Cornelia fühlt sich sehr häufig einsam und ist deprimiert. Wenn sie eingeladen wird, dann glaubt sie, sie werde nur deshalb eingeladen, weil der andere gerade nichts Besseres vorhabe. Sie kommt sich als Lückenbüßer vor. An ihr sei schließlich nichts Besonderes, weswegen man sie einladen sollte. Sie habe nichts zu bieten. Wenn sie jemand um ihre Meinung fragt, dann denkt sie, der andere tue nur so interessiert, um ihr zu schmeicheln.
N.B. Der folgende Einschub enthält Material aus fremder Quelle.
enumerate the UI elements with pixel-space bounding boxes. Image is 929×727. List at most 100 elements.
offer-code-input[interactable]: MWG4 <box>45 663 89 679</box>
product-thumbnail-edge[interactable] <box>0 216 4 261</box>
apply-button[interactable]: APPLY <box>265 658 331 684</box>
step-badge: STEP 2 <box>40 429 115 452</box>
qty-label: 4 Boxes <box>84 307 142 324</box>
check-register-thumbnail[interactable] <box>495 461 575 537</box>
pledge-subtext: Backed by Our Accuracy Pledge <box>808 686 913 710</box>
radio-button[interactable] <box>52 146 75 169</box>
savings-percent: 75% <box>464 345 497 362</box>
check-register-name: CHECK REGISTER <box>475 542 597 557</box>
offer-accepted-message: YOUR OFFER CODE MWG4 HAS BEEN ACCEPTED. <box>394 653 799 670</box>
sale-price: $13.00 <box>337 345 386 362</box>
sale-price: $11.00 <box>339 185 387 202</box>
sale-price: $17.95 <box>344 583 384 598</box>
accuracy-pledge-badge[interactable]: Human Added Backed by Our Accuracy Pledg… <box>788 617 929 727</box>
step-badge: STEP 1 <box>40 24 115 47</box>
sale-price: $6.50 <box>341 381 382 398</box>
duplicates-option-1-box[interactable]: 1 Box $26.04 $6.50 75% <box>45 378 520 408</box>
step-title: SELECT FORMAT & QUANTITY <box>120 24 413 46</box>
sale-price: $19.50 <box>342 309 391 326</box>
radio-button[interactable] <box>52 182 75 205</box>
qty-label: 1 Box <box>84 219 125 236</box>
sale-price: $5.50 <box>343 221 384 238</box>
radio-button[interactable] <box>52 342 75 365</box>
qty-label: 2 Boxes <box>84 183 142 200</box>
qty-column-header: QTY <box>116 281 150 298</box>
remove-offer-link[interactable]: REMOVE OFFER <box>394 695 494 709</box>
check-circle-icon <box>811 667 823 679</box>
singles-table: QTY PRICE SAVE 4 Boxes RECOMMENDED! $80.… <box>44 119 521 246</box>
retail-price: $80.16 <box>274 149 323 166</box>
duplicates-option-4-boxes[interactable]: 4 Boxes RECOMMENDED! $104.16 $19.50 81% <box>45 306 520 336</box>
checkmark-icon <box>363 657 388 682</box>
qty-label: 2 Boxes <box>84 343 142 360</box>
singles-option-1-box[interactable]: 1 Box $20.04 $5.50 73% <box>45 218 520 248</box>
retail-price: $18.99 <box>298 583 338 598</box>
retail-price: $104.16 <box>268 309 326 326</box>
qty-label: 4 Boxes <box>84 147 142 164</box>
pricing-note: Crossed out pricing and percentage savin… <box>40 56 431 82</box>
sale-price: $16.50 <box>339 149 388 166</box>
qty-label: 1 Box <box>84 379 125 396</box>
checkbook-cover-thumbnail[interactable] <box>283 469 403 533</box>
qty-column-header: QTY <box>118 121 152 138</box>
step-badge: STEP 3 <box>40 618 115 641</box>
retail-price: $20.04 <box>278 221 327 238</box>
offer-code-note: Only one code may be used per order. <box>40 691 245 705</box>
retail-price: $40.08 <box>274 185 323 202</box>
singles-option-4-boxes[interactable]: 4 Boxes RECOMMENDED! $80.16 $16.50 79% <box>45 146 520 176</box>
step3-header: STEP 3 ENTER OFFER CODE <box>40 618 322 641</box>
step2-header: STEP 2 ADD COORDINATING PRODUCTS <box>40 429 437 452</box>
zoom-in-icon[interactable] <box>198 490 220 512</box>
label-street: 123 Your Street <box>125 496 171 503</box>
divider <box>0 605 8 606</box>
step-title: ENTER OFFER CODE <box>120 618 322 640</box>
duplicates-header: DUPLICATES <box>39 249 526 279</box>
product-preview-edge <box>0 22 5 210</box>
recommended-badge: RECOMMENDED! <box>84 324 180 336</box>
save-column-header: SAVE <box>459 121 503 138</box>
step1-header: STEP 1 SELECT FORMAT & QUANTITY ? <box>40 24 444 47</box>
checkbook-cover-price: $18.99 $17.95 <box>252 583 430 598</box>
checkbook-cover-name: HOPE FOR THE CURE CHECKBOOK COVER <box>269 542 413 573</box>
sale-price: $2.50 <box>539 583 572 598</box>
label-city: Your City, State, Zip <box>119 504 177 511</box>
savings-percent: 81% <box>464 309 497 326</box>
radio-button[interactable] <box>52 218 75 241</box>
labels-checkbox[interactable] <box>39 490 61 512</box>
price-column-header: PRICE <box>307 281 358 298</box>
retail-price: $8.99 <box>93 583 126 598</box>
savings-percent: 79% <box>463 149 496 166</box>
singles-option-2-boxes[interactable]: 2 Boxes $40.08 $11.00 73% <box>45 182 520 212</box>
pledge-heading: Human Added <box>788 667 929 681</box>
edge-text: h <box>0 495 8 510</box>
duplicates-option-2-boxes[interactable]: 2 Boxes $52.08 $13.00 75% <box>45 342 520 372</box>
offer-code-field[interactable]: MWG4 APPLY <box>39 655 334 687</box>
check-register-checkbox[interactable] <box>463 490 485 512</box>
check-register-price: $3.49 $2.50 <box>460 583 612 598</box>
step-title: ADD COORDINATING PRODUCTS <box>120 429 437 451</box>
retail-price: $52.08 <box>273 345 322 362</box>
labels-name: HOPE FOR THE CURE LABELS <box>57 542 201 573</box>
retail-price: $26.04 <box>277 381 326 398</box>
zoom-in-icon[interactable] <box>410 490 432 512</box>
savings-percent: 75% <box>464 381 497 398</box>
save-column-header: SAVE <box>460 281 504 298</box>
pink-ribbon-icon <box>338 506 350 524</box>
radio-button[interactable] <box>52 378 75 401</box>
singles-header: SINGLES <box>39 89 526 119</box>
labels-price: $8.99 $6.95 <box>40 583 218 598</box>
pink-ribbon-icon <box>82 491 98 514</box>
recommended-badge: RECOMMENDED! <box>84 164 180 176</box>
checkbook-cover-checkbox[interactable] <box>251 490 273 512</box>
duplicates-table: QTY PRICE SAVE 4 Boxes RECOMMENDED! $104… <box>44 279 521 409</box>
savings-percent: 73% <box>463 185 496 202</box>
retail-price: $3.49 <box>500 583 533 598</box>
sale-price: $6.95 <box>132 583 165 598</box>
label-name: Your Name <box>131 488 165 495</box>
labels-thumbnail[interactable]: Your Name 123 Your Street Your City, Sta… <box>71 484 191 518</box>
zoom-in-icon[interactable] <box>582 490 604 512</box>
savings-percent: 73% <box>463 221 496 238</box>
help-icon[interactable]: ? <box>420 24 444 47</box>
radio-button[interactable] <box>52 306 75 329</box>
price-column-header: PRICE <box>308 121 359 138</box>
Jennifer ist 25 Jahre alt. Sie ist Single, fühlt sich sehr einsam und ist „todunglücklich“. Wenn sie sich zu einem Mann hingezogen fühlt, hat sie große Angst, diesem ihre Sympathie zu zeigen. Will sich ein Mann mit ihr verabreden, dann zieht sie sich sofort in ihr Schneckenhaus zurück und flüchtet sich in Ausreden, warum sie sich nicht mit ihm treffen und keine Beziehung mit ihm eingehen könne. Sie reagiert so, weil sie Angst hat, der andere könnte ihr vermeintlich wahres „minderwertiges“ Ich entdecken, wenn sie nur lange genug zusammen wären. Diese Angst rührt von ihrem Vater her, der zu ihr früher oft sagte: „Kein Mann wird es lange bei dir aushalten. Wenn der erst einmal merkt, dass mit dir nichts los ist, dann bist du ihn schnell los.“ Um sich diese Enttäuschung zu ersparen, geht sie erst gar keine enge Beziehung ein.
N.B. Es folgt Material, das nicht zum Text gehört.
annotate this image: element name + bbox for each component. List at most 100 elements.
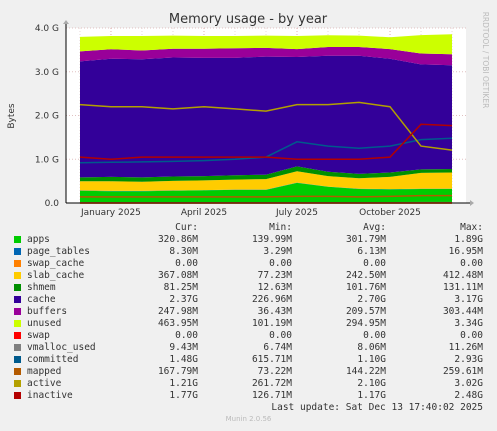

Connie fühlt sich immer ungeliebt und unverstanden. Sie ist sehr attraktiv und bekommt viele Einladungen. Gleichgültig aber, wie nett andere zu ihr sind und wie oft diese ihr sagen, dass sie sie sehr gerne haben, Connie fühlt sich immer „verarscht“. Sie glaubt nämlich genau zu wissen, dass sie „unmöglich“ und absolut wertlos ist, und deshalb könne sie niemand wirklich lieben.
Angelika wünscht sich sehnlichst einen Partner, hat jedoch immer „wahnsinnige Angst“, zurückgewiesen zu werden. Deshalb hält sie alle Männer auf Distanz und geht keine enge Bindung ein, obwohl es ihr an Angeboten nicht mangelt. Sie hält sich selbst nicht für liebenswert und denkt deshalb, die Männer wollten sie lediglich benutzen.
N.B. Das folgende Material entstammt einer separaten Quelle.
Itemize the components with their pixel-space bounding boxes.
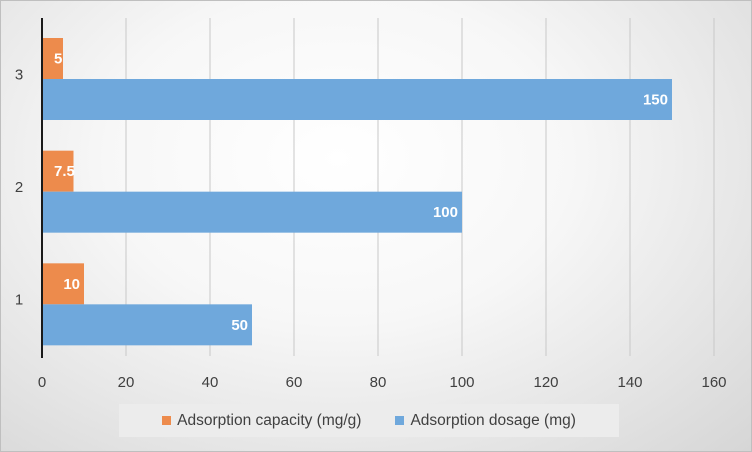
x-tick-label-120: 120 xyxy=(533,374,558,391)
bar-chart: 0 20 40 60 80 100 120 140 160 1 10 50 2 7.5 100 3 5 150 xyxy=(15,18,727,391)
bar-capacity-3 xyxy=(42,38,63,79)
bar-capacity-1 xyxy=(42,263,84,305)
x-tick-label-100: 100 xyxy=(449,374,474,391)
x-tick-label-140: 140 xyxy=(617,374,642,391)
x-tick-label-20: 20 xyxy=(118,374,135,391)
legend-item-dosage: Adsorption dosage (mg) xyxy=(395,411,576,430)
data-label-capacity-3: 5 xyxy=(54,51,62,68)
y-tick-label-2: 2 xyxy=(15,179,23,196)
bar-dosage-3 xyxy=(42,79,672,120)
y-tick-label-1: 1 xyxy=(15,292,23,309)
bar-capacity-2 xyxy=(42,150,74,192)
y-tick-label-3: 3 xyxy=(15,66,23,83)
legend-label-capacity: Adsorption capacity (mg/g) xyxy=(177,411,362,429)
x-tick-label-60: 60 xyxy=(286,374,303,391)
x-tick-label-0: 0 xyxy=(38,374,46,391)
chart-legend: Adsorption capacity (mg/g) Adsorption do… xyxy=(119,404,619,437)
data-label-dosage-3: 150 xyxy=(643,92,668,109)
legend-label-dosage: Adsorption dosage (mg) xyxy=(410,411,576,429)
data-label-dosage-1: 50 xyxy=(231,317,248,334)
x-tick-label-40: 40 xyxy=(202,374,219,391)
x-tick-label-80: 80 xyxy=(370,374,387,391)
data-label-capacity-2: 7.5 xyxy=(54,163,75,180)
legend-swatch-capacity xyxy=(162,416,172,425)
legend-swatch-dosage xyxy=(395,416,405,425)
data-label-dosage-2: 100 xyxy=(433,204,458,221)
bar-dosage-2 xyxy=(42,191,462,233)
x-tick-label-160: 160 xyxy=(701,374,726,391)
data-label-capacity-1: 10 xyxy=(63,276,80,293)
legend-item-capacity: Adsorption capacity (mg/g) xyxy=(162,412,361,430)
bar-dosage-1 xyxy=(42,304,252,346)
Genug der schlechten Nachrichten. Wie sehr du auch unter den Folgen deiner geringen Selbstachtung leidest, du kannst lernen, dich mehr anzunehmen, und so deinen Problemen und deinem Unglücklichsein ein Ende bereiten.
Schauen wir uns im nächsten Kapitel an, woher es kommen kann, dass du diese negative Stimme in dir hast, die dich ständig kritisiert, verurteilt und mit dem Gefühl zurücklässt, dass mit dir etwas nicht stimmt.
Kein Urteil hat weitreichendere Folgen als das, das du über dich selbst fällst.
Deshalb ist es wichtig, dass du die Wahrheit über dich kennst.
3Die Ursachen einer geringen Selbstachtung
Du bist nicht mit einer geringen Selbstachtung und Minderwertigkeitsgefühlen auf die Welt gekommen.
Diese hast du dir angeeignet.
Du hast gelernt, geringschätzig von dir zu denken.
Wie kam es dazu? Es waren deine Erfahrungen im Elternhaus in den ersten sieben Lebensjahren und später vielleicht Erfahrungen mit Gleichaltrigen, die dazu geführt haben, dass du den Eindruck hast, nicht in Ordnung zu sein. Was für Erfahrungen waren das, die in dir das Gefühl entstehen ließen, nicht in Ordnung zu sein?
Erfahrungen im Elternhaus
Wenn wir klein sind, glauben wir unseren Eltern alles, was diese sagen. Eltern sind für Kinder das, was der Papst für viele Gläubigen ist: unfehlbar. Was die Eltern sagen und tun, sie wissen es besser. Wenn diese sagen, etwas sei schlecht, dann ist es schlecht. Wie sollen kleine Kinder auch wissen, was gut und schlecht, richtig und falsch ist? Das lernen sie erst durch die Eltern.
Weil Kinder in den ersten Lebensjahren es nicht besser wissen und die Eltern für unfehlbar halten, nehmen Kinder grundsätzlich an, sie hätten etwas falsch gemacht und hätten es verdient, wenn sie durch Worte oder abweisendes und missbilligendes Verhalten bestraft und getadelt werden.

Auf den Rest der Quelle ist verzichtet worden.